Episode Report Card
Demian: C- | 22 USERS: A-
It's Better For the Hardy Boys to Burn Out Than Fade Away

Ode On A Janesville Impala, Part The Second: One of this show's traditional ridiculously scenic Metallicar-In-Nature still lifes appears as The Prophet Chuck picks up his "Swan Song" Prologue narration with, "The Impala, of course, has all the things other cars have, and a few things they don't." By this point, one of Our Intrepid Heroes has raised the false floor in Metallicar's bottomless trunk so we might all admire the impressive weapons cache (complete with dreamcatcher!) once more before Chuck insists, "But none of that stuff's important -- this is the stuff that's important." A jittery, hand-held home movie of Wee Sam appears as Chuck specifies, "The army man that Sam crammed in the ashtray." The shot shifts to a jittery, hand-held home movie of Wee Dean as Chuck continues, "The Legos that Dean shoved into the vents? To this day, heat comes on, they can hear them rattle." "These are the things that make the car theirs," Chuck tells us as we watch the Wee Winchesters carve their initials onto one of the Impala's interior surfaces, right before the flashback leaps forward to the awesome t-boning from the first season's finale. God, that ending kicked ass. "Even when Dean rebuilt her from the ground up," Chuck claims, "he made sure all these little things stayed, 'cause it's the blemishes that make her beautiful." Even more beautiful? Dashing El Deano working on the Impala at the beginning of "Everybody Hates Stupid Children," a snippet of which appears on the screen before cutting back to the present, where Lucifer's fogging up one of the apartment's windows with his breath. "The Devil doesn't know or care what kind of car the boys drive," Chuck finishes for now, the implication of course being that this foolish and thoughtless oversight on Lucifer's part will ultimately result in his spectacular and spectacularly violent downfall, likely beneath the Impala's almighty wheels. Pity, then, that what actually happens to him is so boring. "Demian! Spoilers!" Oh, hush up, you, and have another gulp from your flagon already. "Okay! [Slurp!]"
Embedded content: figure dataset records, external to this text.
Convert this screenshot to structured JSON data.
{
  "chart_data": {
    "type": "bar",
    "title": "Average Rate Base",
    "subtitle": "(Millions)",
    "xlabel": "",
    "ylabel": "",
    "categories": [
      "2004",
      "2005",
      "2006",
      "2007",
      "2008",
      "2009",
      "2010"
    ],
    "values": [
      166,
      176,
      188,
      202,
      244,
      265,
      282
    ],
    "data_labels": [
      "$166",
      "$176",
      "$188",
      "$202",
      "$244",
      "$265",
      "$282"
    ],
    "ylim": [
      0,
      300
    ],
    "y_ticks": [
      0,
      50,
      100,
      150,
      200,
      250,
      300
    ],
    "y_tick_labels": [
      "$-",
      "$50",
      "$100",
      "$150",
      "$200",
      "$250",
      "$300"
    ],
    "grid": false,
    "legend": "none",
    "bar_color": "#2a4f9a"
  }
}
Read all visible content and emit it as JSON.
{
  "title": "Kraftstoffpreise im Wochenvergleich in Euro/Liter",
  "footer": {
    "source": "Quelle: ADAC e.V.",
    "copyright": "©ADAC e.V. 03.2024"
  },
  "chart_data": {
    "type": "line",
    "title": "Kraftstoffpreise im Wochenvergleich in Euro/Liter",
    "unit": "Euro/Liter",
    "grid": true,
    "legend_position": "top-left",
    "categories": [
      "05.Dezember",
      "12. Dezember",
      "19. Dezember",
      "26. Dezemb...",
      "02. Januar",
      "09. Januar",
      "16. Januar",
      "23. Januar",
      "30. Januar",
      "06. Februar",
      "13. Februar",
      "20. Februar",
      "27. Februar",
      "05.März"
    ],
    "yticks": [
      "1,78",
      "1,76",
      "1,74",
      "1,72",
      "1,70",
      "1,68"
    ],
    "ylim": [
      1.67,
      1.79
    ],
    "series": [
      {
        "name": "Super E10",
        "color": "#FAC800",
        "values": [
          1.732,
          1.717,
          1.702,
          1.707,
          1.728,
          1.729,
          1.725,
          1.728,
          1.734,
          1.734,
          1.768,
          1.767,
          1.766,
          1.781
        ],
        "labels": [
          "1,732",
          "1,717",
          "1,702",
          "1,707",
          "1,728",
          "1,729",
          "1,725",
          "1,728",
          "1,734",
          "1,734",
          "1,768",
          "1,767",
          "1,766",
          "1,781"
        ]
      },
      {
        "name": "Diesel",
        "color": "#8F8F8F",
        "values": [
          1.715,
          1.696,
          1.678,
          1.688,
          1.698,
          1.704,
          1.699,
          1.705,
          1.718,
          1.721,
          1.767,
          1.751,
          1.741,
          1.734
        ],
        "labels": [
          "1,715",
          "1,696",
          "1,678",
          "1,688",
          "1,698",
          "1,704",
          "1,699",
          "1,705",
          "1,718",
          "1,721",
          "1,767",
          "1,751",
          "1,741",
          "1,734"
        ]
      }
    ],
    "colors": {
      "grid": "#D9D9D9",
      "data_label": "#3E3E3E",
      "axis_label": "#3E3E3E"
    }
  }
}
In any event, and as I noted earlier, Lucifer's fogging up one of the apartment's windows with his breath, and because The Foul Fiend tends towards the infernally frigid, the condensation immediately freezes over. And as he idly traces a pitchfork into the frost, Satan babbles on and on about...something I totally don't care about, because the only reason we're here is so Cracky The Crackheaded Crack-Crack can kick-start his awful, evil, abominably stupid plan to end The Apocalypse, so let's skip the terminally dull speechifying that follows to get to the goddamned point already, shall we? "Yes, let's! [Slurp!]" Excellent, my scaly friend. Lucifer of course already knows about Cracky's awful, evil, abominably stupid plan to end The Apocalypse, and taunts at Our Intrepid Dimwits' fatally fatuous strategery for a bit until Cracky finally shouts, "CRACK!" Which, you know, roughly translates as, "We have no other choice, Dean! I'm saying yes to Satan now!" Immediately, Lucifer's horrible white light floods the room, searing the boys' images from the screen while Bobby and Castiel, vaguely horrified, stare up at the fantastic light show from the street below. Dean shields his eyes from the glare until, at long last, it fades, and the moment he's regained his sight, he darts his frantic, panicked eyes about the room to find Sam unconscious on the floor amid the remains of what once had been Lucifer and his henchdemons.